Bush unterstreicht weiter, in dem Krieg gehe es um einen Kampf für die Zivilisation…

Bush rief Amerika zur Geschlossenheit im Kampf gegen den Terrorismus auf. „Das ist ein Kampf um die Zivilisation…

Eine deutlich andere Qualität als die im erwähnten Artikel verwendeten Wertungen wie „Besonders einseitig“, echauffierte sich“, „hasserfüllten Äußerungen“, „Öl ins Feuer gießen“ etc.
Vielleicht liegt diese offenkundige Sachlichkeit auch an dem Umstand, dass man den in der Bush-Rede transportierten ideologischen Denkmustern durchaus nicht abgeneigt ist beim Spiegel. Das zeigt sich auch in dem erwähnten Anti-Propaganda-Artikel von SPON, der implizit das verbreitete Stereotyp rationales aufgeklärtes Abendland vs. irrationalem Islam betont.

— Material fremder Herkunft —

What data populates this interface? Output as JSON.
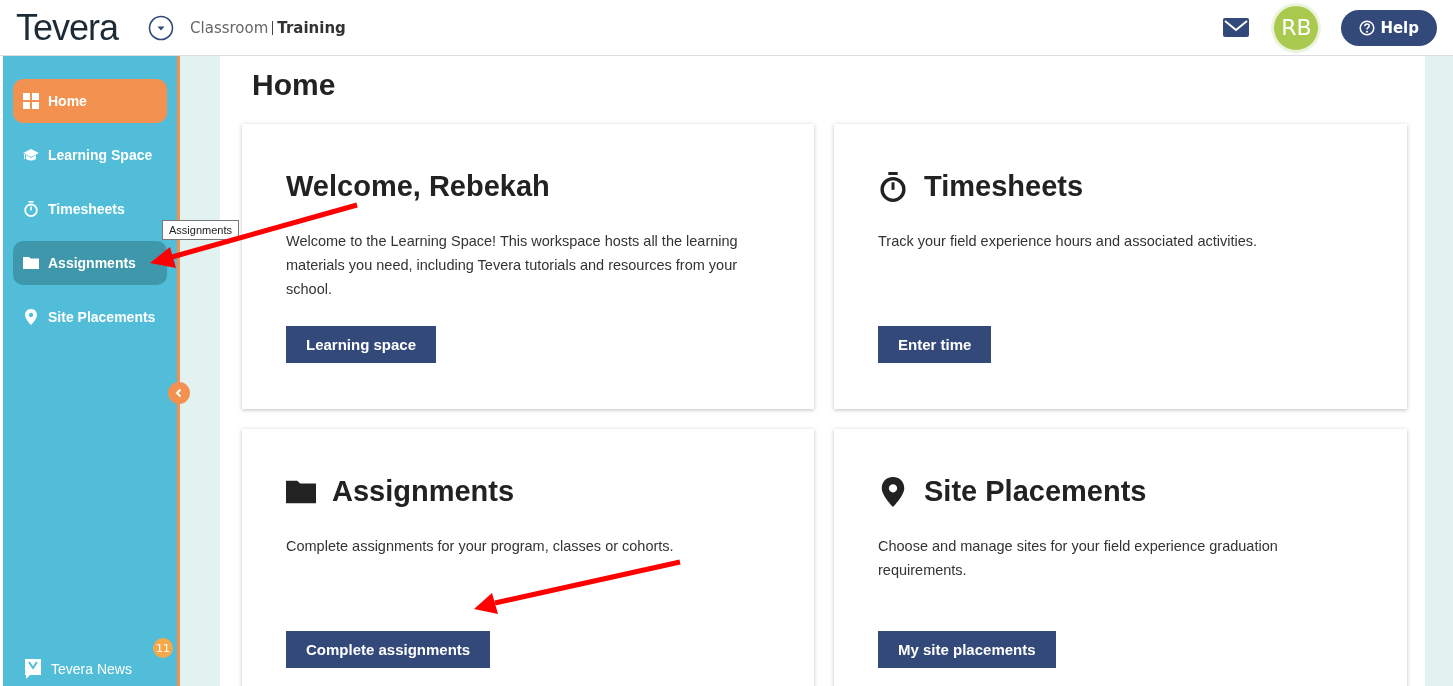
{
  "header": {
    "logo": "Tevera",
    "context": "Classroom",
    "context_name": "Training",
    "avatar": "RB",
    "help": "Help"
  },
  "sidebar": {
    "items": [
      {
        "label": "Home",
        "kind": "grid",
        "selected": true,
        "hovered": false
      },
      {
        "label": "Learning Space",
        "kind": "cap",
        "selected": false,
        "hovered": false
      },
      {
        "label": "Timesheets",
        "kind": "stopwatch",
        "selected": false,
        "hovered": false
      },
      {
        "label": "Assignments",
        "kind": "folder",
        "selected": false,
        "hovered": true
      },
      {
        "label": "Site Placements",
        "kind": "pin",
        "selected": false,
        "hovered": false
      }
    ],
    "tooltip": "Assignments",
    "news": {
      "label": "Tevera News",
      "count": "11"
    }
  },
  "page": {
    "title": "Home"
  },
  "cards": [
    {
      "kind": "none",
      "title": "Welcome, Rebekah",
      "text": "Welcome to the Learning Space! This workspace hosts all the learning materials you need, including Tevera tutorials and resources from your school.",
      "button": "Learning space"
    },
    {
      "kind": "stopwatch",
      "title": "Timesheets",
      "text": "Track your field experience hours and associated activities.",
      "button": "Enter time"
    },
    {
      "kind": "folder",
      "title": "Assignments",
      "text": "Complete assignments for your program, classes or cohorts.",
      "button": "Complete assignments"
    },
    {
      "kind": "pin",
      "title": "Site Placements",
      "text": "Choose and manage sites for your field experience graduation requirements.",
      "button": "My site placements"
    }
  ]
}
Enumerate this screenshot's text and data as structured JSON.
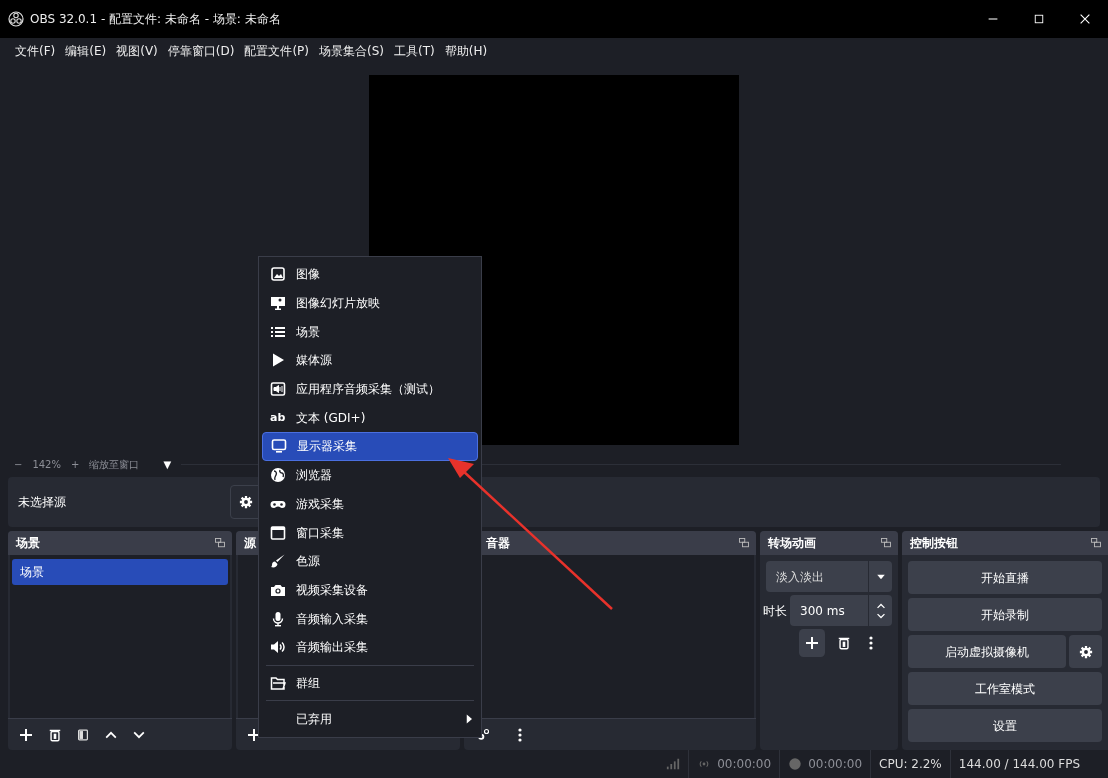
{
  "window": {
    "title": "OBS 32.0.1 - 配置文件: 未命名 - 场景: 未命名"
  },
  "menu_bar": [
    "文件(F)",
    "编辑(E)",
    "视图(V)",
    "停靠窗口(D)",
    "配置文件(P)",
    "场景集合(S)",
    "工具(T)",
    "帮助(H)"
  ],
  "zoom_bar": {
    "zoom_out": "−",
    "zoom": "142%",
    "zoom_in": "+",
    "fit": "缩放至窗口",
    "dropdown": "▼"
  },
  "source_bar": {
    "label": "未选择源"
  },
  "scenes": {
    "title": "场景",
    "items": [
      {
        "label": "场景",
        "selected": true
      }
    ]
  },
  "sources": {
    "title": "源"
  },
  "mixer": {
    "title": "音器"
  },
  "transitions": {
    "title": "转场动画",
    "transition": "淡入淡出",
    "duration_label": "时长",
    "duration": "300 ms"
  },
  "controls": {
    "title": "控制按钮",
    "buttons": [
      {
        "label": "开始直播",
        "kind": "plain"
      },
      {
        "label": "开始录制",
        "kind": "plain"
      },
      {
        "label": "启动虚拟摄像机",
        "kind": "with-settings"
      },
      {
        "label": "工作室模式",
        "kind": "plain"
      },
      {
        "label": "设置",
        "kind": "plain"
      }
    ]
  },
  "context_menu": {
    "items": [
      {
        "label": "图像",
        "selected": false,
        "separator_before": false,
        "submenu": false
      },
      {
        "label": "图像幻灯片放映",
        "selected": false,
        "separator_before": false,
        "submenu": false
      },
      {
        "label": "场景",
        "selected": false,
        "separator_before": false,
        "submenu": false
      },
      {
        "label": "媒体源",
        "selected": false,
        "separator_before": false,
        "submenu": false
      },
      {
        "label": "应用程序音频采集（测试）",
        "selected": false,
        "separator_before": false,
        "submenu": false
      },
      {
        "label": "文本 (GDI+)",
        "icon_text": "ab",
        "selected": false,
        "separator_before": false,
        "submenu": false
      },
      {
        "label": "显示器采集",
        "selected": true,
        "separator_before": false,
        "submenu": false
      },
      {
        "label": "浏览器",
        "selected": false,
        "separator_before": false,
        "submenu": false
      },
      {
        "label": "游戏采集",
        "selected": false,
        "separator_before": false,
        "submenu": false
      },
      {
        "label": "窗口采集",
        "selected": false,
        "separator_before": false,
        "submenu": false
      },
      {
        "label": "色源",
        "selected": false,
        "separator_before": false,
        "submenu": false
      },
      {
        "label": "视频采集设备",
        "selected": false,
        "separator_before": false,
        "submenu": false
      },
      {
        "label": "音频输入采集",
        "selected": false,
        "separator_before": false,
        "submenu": false
      },
      {
        "label": "音频输出采集",
        "selected": false,
        "separator_before": false,
        "submenu": false
      },
      {
        "label": "群组",
        "selected": false,
        "separator_before": true,
        "submenu": false
      },
      {
        "label": "已弃用",
        "selected": false,
        "separator_before": true,
        "submenu": true
      }
    ]
  },
  "status_bar": {
    "stream_time": "00:00:00",
    "record_time": "00:00:00",
    "cpu": "CPU: 2.2%",
    "fps": "144.00 / 144.00 FPS"
  }
}
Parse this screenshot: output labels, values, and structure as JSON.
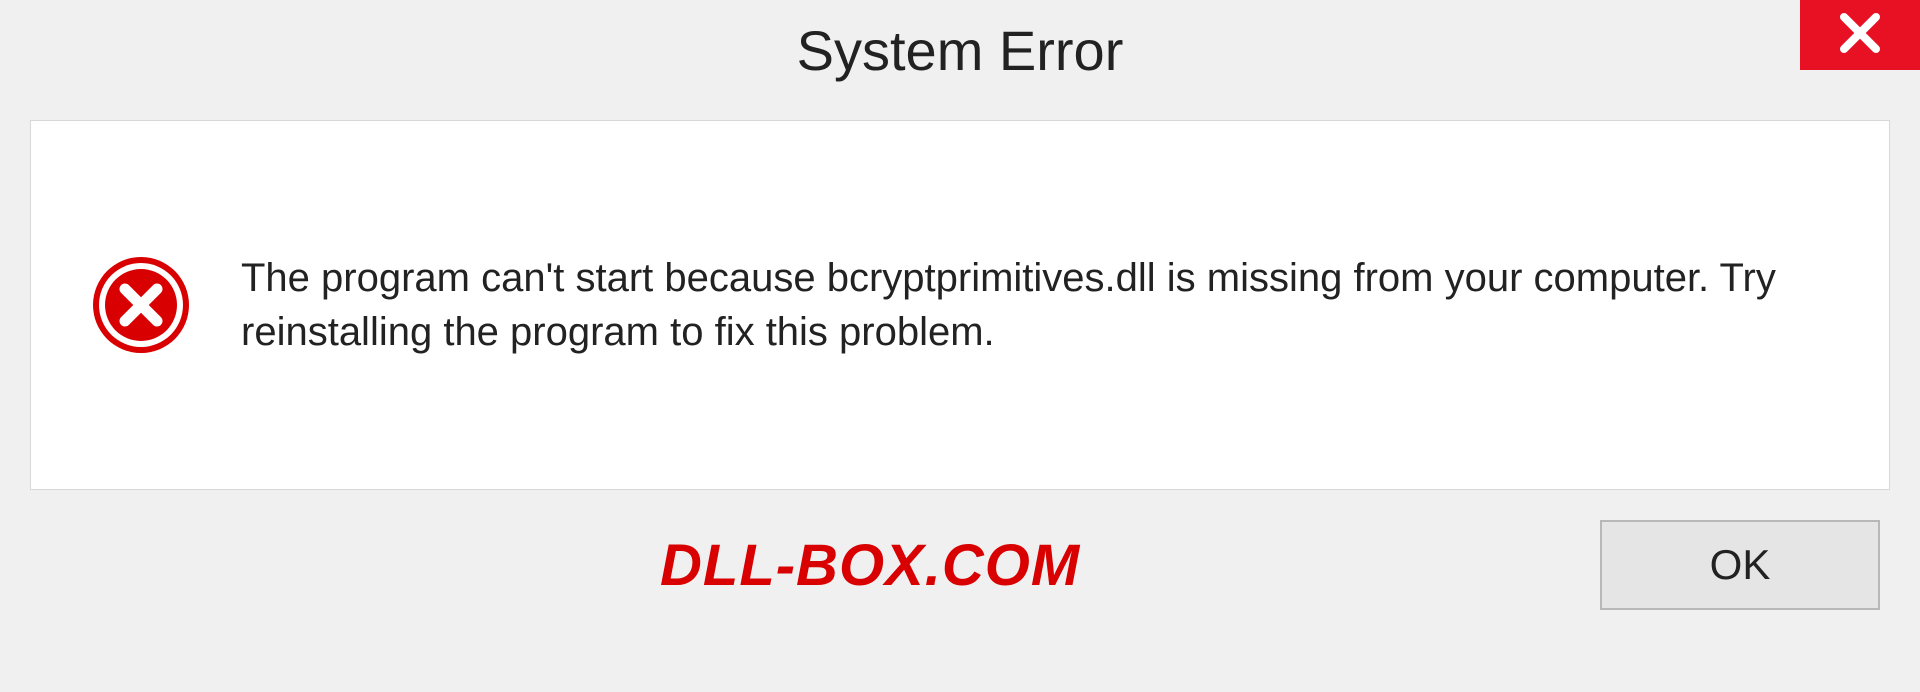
{
  "dialog": {
    "title": "System Error",
    "message": "The program can't start because bcryptprimitives.dll is missing from your computer. Try reinstalling the program to fix this problem.",
    "ok_label": "OK"
  },
  "watermark": "DLL-BOX.COM"
}
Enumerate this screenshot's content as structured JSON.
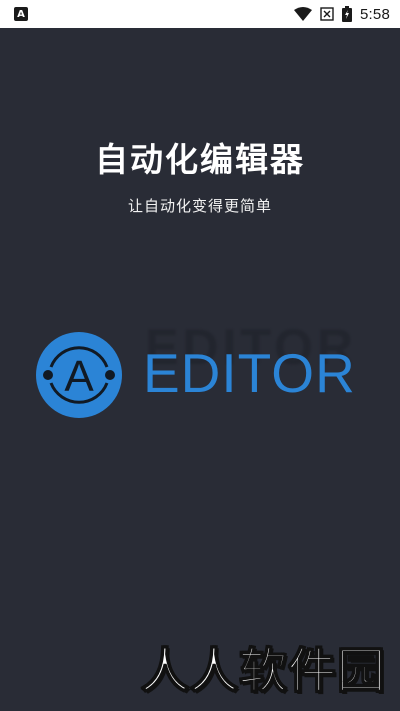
{
  "status_bar": {
    "notification_icon": "app-a-icon",
    "icons": [
      "wifi-icon",
      "signal-off-icon",
      "battery-charging-icon"
    ],
    "time": "5:58"
  },
  "splash": {
    "title": "自动化编辑器",
    "subtitle": "让自动化变得更简单",
    "logo": {
      "emblem_letter": "A",
      "wordmark": "EDITOR",
      "color": "#2b84d6"
    },
    "background_color": "#292c36"
  },
  "watermark": "人人软件园"
}
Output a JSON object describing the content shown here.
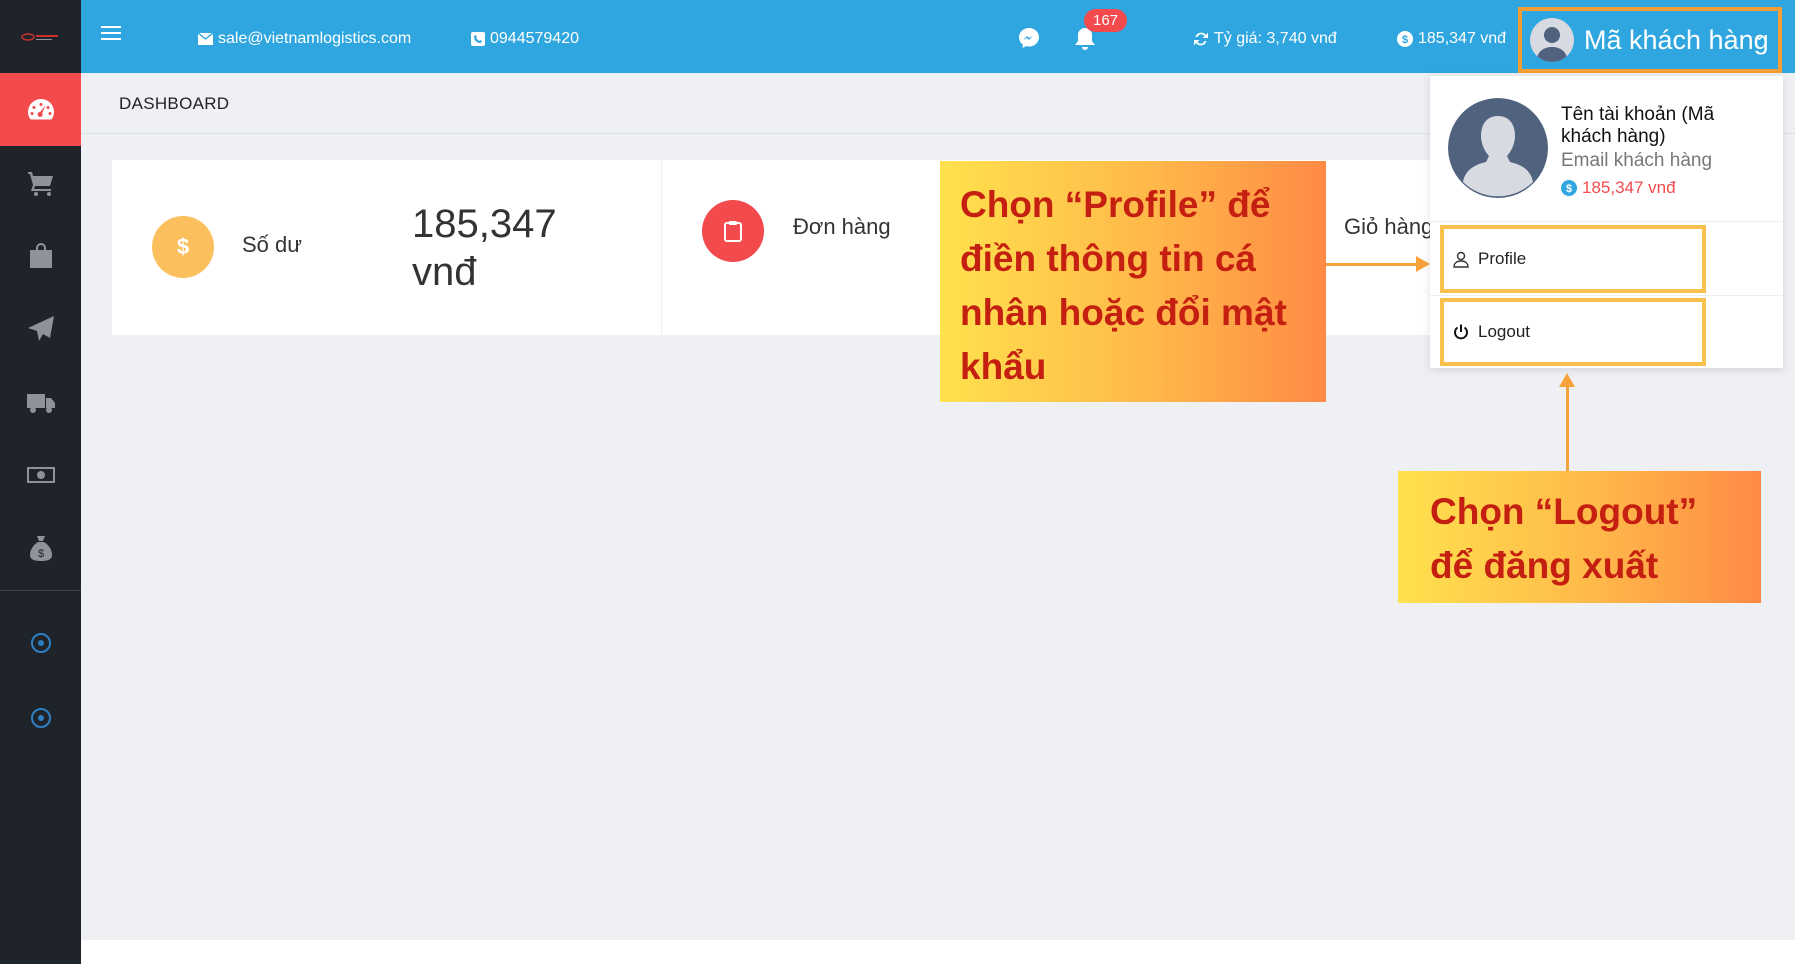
{
  "header": {
    "email": "sale@vietnamlogistics.com",
    "phone": "0944579420",
    "notification_count": "167",
    "exchange_rate": "Tỷ giá: 3,740 vnđ",
    "balance": "185,347 vnđ",
    "user_label": "Mã khách hàng"
  },
  "page": {
    "title": "DASHBOARD"
  },
  "stats": [
    {
      "label": "Số dư",
      "value": "185,347 vnđ",
      "icon": "dollar-icon"
    },
    {
      "label": "Đơn hàng",
      "value": "",
      "icon": "clipboard-icon"
    },
    {
      "label": "Giỏ hàng",
      "value": "",
      "icon": "cart-icon"
    }
  ],
  "dropdown": {
    "account_name": "Tên tài khoản (Mã khách hàng)",
    "email": "Email khách hàng",
    "balance": "185,347 vnđ",
    "profile_label": "Profile",
    "logout_label": "Logout"
  },
  "annotations": {
    "profile_hint": "Chọn “Profile” để điền thông tin cá nhân hoặc đổi mật khẩu",
    "logout_hint": "Chọn “Logout” để đăng xuất"
  },
  "colors": {
    "header": "#2fa6e0",
    "sidebar": "#1f232a",
    "active": "#f24a4d",
    "highlight": "#f59e35",
    "callout_text": "#c41f10"
  },
  "sidebar": {
    "items": [
      "dashboard-icon",
      "cart-icon",
      "shopping-bag-icon",
      "paper-plane-icon",
      "delivery-truck-icon",
      "money-icon",
      "money-bag-icon",
      "circle-dot-icon",
      "circle-dot-icon"
    ]
  }
}
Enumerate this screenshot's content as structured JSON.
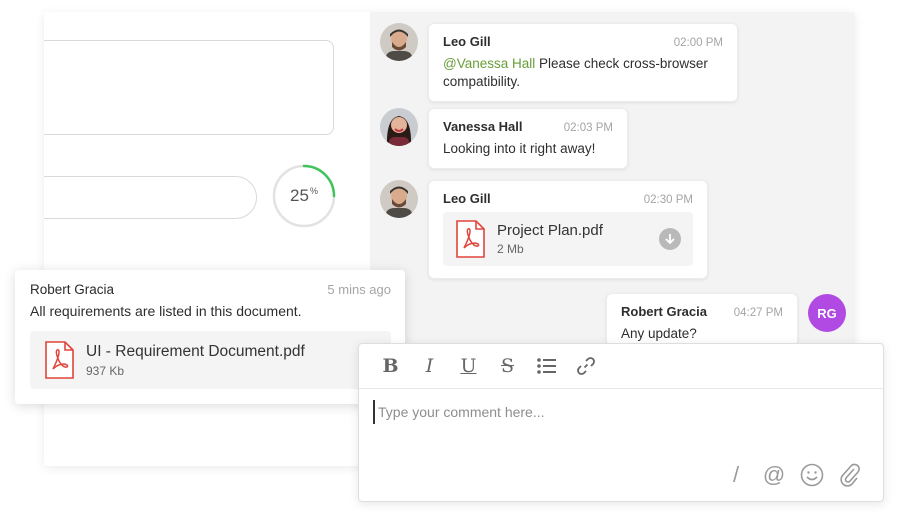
{
  "progress": {
    "value": "25",
    "unit": "%",
    "fraction": 0.25
  },
  "messages": [
    {
      "sender": "Leo Gill",
      "time": "02:00 PM",
      "mention": "@Vanessa Hall",
      "text_after_mention": " Please ",
      "text_bold": "check",
      "text_rest": " cross-browser compatibility."
    },
    {
      "sender": "Vanessa Hall",
      "time": "02:03 PM",
      "text": "Looking into it right away!"
    },
    {
      "sender": "Leo Gill",
      "time": "02:30 PM",
      "file": {
        "name": "Project Plan.pdf",
        "size": "2 Mb"
      }
    },
    {
      "sender": "Robert Gracia",
      "time": "04:27 PM",
      "text": "Any update?",
      "initials": "RG"
    }
  ],
  "float_card": {
    "sender": "Robert Gracia",
    "time": "5 mins ago",
    "text": "All requirements are listed in this document.",
    "file": {
      "name": "UI - Requirement Document.pdf",
      "size": "937 Kb"
    }
  },
  "editor": {
    "toolbar": {
      "bold": "B",
      "italic": "I",
      "underline": "U",
      "strike": "S"
    },
    "placeholder": "Type your comment here...",
    "actions": {
      "slash": "/",
      "mention": "@"
    }
  },
  "colors": {
    "accent_green": "#3ec45a",
    "mention_green": "#6a9d3a",
    "rg_purple": "#b04ae3",
    "pdf_red": "#e0453c"
  }
}
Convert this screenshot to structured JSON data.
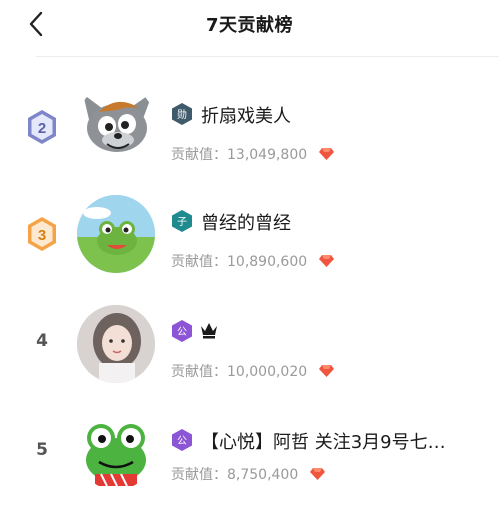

Zwar verteidigt der Autor den Papst gegenüber dem Vorwurf, er habe die Vernunftsfähigkeit der islamischen Theologie in Frage gestellt, tut aber genau dies selbst am Anfang seines Artikels: „Zumindest vereinzelte Stimmen der Vernunft weisen aber auf den historischen und theologischen Zusammenhang der Papst-Vorlesung hin.“ Ergo: Der Großteil ist es nicht. Formulierungen wie z. B. „fundamentaler Angriff auf das Christentum“ etc. zeigen weiter, wie sehr der Autor dem ideologischem Kulturkampf verhaftet ist, beziehungsweise ihn bemüht.
Wobei dies noch eher handzahm ist, wenn man die die Kolumne von Hendryk M. Broder betrachtet, in der jener im Spiegel regelmäßig pauschal die gesamte muslimische Kultur als gewalttätig diffamieren und gegen eine sogenannte „Appeasement“-Politik mobil machen darf (Hier ein entsprechender Beitrag, leider kostenpflichtig).

Angesichts dieses medialen Kulturkampfes, wie ihn augenscheinlich der Spiegel führt, werden die im Artikel kritisierten Äußerungen des Internetportals muslim-markt, in dem der Vorwurf erhoben wird, der Papst mache sich mit seiner Rede zum „Werkzeug des Kulturkampfes“, zumindest verstehbar.
Ich zweifle zwar daran, dass dieser Vorwurf auf den Papst und seine Rede zutrifft. Dass er auf den „Spiegel“ zutrifft, steht jedoch außer Frage.